In 1979, he was accepted as the 379th member of the International Society of Lymphology (ISL); the first non-medical doctor to become a member of that group, and subsequently was able to give five presentations over the course of several years at these medical congresses. He would end up lecturing in five to six cities per week on a "no charge basis" for at least seventeen years teaching what he deemed to be "Seven Major Discoveries" related to the life process, the death process, and the healing process at the cell level.
In 1980, West wrote a 31-step equation he titled the "Formula for Life and Death at the Cell Level", based on the blood-protein research which he had learned at that time for the purpose of validating and emphasizing the role of the lymphatic system and its overall importance in effectuation for the sake of preventing, eliminating and if possible even reversing pain, degenerative disease, and premature death. He then founded the International Academy of Lymphology for the purpose of educating the general public, and produced a book entitled The Golden Seven Plus One. There are now hundreds of recorded presentations on audio or video, and many other manuscripts produced as a result of his work.
In 1984, he began to struggle against some legal proceedings of the IRS. His children recall many nights when he stayed awake typing his responses to letters he had received from this privately owned entity. By 1995 West began to stay home more often to finish raising his family and defend himself from the IRS legal suits.

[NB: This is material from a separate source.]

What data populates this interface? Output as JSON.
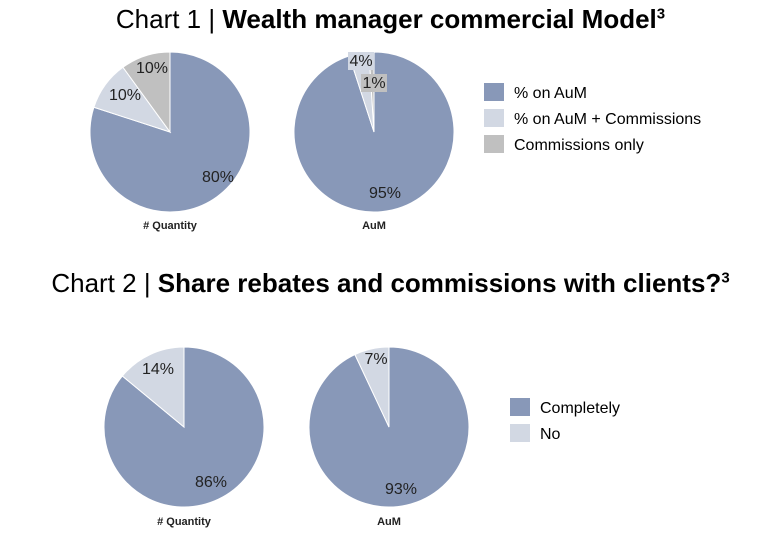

Then on April 29, 2004 he gave his first and last oral argument in Judge Alba's Court room in Salt Lake City. Immediately following the heel of his foot was caught at the base of the railing as he began to lean on it. The railing was not secured to the floor, and West fell and hit his head on the foot of the bench located to his rear. His scalp required four staples to stitch it together where he had been injured. Within four days, he suffered a major stroke in his sleep, was partially paralyzed and submitted to Utah Valley Hospital in Provo. During the course of his ordeal West was experimented on with artificial blood and subjected to every standard method or protocol of today's medical system that he had ironically spent his life preaching against and lasted over four months before he died.
After he died the courts ruled against West in favor of the IRS for the full amount that had been assessed using guidelines that can be automatically imposed on anyone who refuses to file a tax return.
His legacy in regards to natural health care lives on through the International Academy of Lymphology (currently presided over by his son Karl) that he founded, Clarity University (founded and owned by his son Stephen), Mindset Influence (youngest son Daniel) and numerous numbers of his students.